Friday, June 16, 2006

Wellcome digitizes a million pages for OA

Kim Thomas, Wellcome Trust digitisation hits million page mark, Information World Review, June 16, 2006. Excerpt:
The Wellcome Trust has completed the first million pages of its project to digitise nearly 200 years’ worth of medical journals. The project, which started in 2004, is creating a digital archive that will offer free access to medical journals via PubMed Central, the online medical service from the US National Institutes of Health. The earliest archived journal dates from 1809, but the archive will also encompass current and future journals.
“It’s a living archive,” said Robert Kiley, head of systems strategy at medical research funding charity Wellcome Trust. He added that participating publishers have agreed to make all future content freely available online within 12 months of publication. “Once we’ve digitised a journal, if the publisher wants a copy itself for its own website, it can do that,” he said.

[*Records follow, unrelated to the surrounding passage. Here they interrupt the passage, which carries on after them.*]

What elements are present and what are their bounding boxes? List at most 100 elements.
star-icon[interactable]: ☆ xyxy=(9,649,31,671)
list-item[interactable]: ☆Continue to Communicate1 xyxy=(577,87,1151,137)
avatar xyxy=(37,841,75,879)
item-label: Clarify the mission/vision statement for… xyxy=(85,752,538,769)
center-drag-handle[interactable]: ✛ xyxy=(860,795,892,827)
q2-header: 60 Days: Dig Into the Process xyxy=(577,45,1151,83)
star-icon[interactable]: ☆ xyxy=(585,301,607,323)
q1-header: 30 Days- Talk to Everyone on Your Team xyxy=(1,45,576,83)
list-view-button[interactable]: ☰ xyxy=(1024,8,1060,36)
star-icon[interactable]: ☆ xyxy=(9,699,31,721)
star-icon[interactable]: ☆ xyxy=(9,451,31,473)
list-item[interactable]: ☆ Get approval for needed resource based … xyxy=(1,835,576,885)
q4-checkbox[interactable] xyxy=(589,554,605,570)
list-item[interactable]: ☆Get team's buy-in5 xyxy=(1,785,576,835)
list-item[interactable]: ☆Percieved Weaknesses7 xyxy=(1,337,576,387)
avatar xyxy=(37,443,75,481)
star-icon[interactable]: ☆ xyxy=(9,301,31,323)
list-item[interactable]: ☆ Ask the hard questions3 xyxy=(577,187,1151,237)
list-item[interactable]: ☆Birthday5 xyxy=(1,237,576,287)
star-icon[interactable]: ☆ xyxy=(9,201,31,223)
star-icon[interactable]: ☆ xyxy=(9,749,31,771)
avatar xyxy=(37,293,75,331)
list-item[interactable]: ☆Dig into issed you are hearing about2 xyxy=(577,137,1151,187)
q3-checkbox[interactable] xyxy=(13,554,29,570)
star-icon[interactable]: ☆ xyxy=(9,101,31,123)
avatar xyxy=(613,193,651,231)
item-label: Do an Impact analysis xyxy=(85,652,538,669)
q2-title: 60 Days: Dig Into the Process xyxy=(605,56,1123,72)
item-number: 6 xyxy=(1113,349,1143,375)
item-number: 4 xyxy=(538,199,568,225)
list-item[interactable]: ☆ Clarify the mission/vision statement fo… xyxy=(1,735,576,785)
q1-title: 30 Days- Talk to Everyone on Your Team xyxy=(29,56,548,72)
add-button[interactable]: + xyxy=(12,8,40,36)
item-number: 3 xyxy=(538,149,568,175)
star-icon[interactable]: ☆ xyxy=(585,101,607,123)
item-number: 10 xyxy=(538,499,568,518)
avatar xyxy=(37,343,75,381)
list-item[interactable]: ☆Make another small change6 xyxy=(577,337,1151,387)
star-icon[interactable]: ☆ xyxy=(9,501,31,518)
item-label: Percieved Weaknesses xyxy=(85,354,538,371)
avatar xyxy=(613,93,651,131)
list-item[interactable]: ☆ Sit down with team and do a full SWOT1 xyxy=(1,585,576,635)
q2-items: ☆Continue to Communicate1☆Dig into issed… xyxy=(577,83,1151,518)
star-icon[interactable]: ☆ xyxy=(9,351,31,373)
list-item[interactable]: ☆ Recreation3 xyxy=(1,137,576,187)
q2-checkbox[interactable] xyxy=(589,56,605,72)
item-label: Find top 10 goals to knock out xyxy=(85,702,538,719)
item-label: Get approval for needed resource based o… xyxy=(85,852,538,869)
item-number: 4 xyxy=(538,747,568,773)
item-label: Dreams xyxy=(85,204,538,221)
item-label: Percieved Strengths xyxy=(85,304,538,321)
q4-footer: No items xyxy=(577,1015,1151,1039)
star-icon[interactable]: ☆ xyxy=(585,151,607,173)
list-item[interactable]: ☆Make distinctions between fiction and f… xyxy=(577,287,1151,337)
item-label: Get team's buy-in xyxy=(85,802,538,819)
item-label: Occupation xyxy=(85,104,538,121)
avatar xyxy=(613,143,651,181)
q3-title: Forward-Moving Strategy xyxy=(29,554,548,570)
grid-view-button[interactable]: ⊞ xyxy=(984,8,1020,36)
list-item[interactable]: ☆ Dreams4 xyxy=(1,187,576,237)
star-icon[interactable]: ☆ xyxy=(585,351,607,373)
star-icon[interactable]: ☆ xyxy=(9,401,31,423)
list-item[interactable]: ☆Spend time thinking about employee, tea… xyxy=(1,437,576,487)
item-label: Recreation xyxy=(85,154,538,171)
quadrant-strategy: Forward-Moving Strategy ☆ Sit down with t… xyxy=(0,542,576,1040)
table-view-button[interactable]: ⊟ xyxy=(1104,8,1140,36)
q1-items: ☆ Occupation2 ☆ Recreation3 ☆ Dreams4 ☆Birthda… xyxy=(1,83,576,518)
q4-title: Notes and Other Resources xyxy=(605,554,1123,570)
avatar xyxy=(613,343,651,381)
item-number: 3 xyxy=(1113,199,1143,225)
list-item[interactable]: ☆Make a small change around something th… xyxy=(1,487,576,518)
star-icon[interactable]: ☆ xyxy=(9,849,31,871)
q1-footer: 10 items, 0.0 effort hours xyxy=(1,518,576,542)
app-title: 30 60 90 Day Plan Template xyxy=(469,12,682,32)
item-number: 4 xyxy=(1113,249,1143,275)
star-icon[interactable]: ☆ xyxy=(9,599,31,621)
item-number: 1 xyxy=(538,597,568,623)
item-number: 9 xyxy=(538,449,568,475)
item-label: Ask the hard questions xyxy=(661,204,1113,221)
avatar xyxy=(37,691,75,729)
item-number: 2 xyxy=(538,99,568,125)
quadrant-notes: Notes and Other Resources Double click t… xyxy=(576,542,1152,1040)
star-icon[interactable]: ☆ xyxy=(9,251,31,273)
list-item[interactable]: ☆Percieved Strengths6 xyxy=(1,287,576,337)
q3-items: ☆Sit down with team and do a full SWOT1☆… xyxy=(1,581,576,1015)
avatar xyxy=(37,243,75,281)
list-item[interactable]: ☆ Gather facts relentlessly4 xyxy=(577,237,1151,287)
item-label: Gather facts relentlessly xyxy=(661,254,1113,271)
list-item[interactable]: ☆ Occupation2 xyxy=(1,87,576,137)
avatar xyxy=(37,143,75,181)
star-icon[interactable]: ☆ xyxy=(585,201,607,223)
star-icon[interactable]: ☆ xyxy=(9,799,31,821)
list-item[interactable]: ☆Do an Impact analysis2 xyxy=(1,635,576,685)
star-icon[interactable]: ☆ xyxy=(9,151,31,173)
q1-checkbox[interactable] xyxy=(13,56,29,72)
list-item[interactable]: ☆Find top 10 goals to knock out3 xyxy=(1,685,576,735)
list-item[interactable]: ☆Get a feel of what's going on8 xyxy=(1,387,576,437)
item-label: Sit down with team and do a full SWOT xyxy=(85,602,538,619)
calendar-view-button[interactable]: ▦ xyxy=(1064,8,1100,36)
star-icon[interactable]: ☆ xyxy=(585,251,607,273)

As well as digitising the content, the project, funded jointly by the Wellcome Trust and the Joint Information Systems Committee (JISC), is creating a PDF file for every article in the archive. All the text is also being put through an optical character recognition process, making it possible to carry out free-text searches.
Kiley said that the project had been “subject to heavy and sustained use”. The Biochemical Journal has had more than one million articles downloaded in an eight month period, he said. The next journal to be digitised will be the British Medical Journal, a source of several ground breaking studies.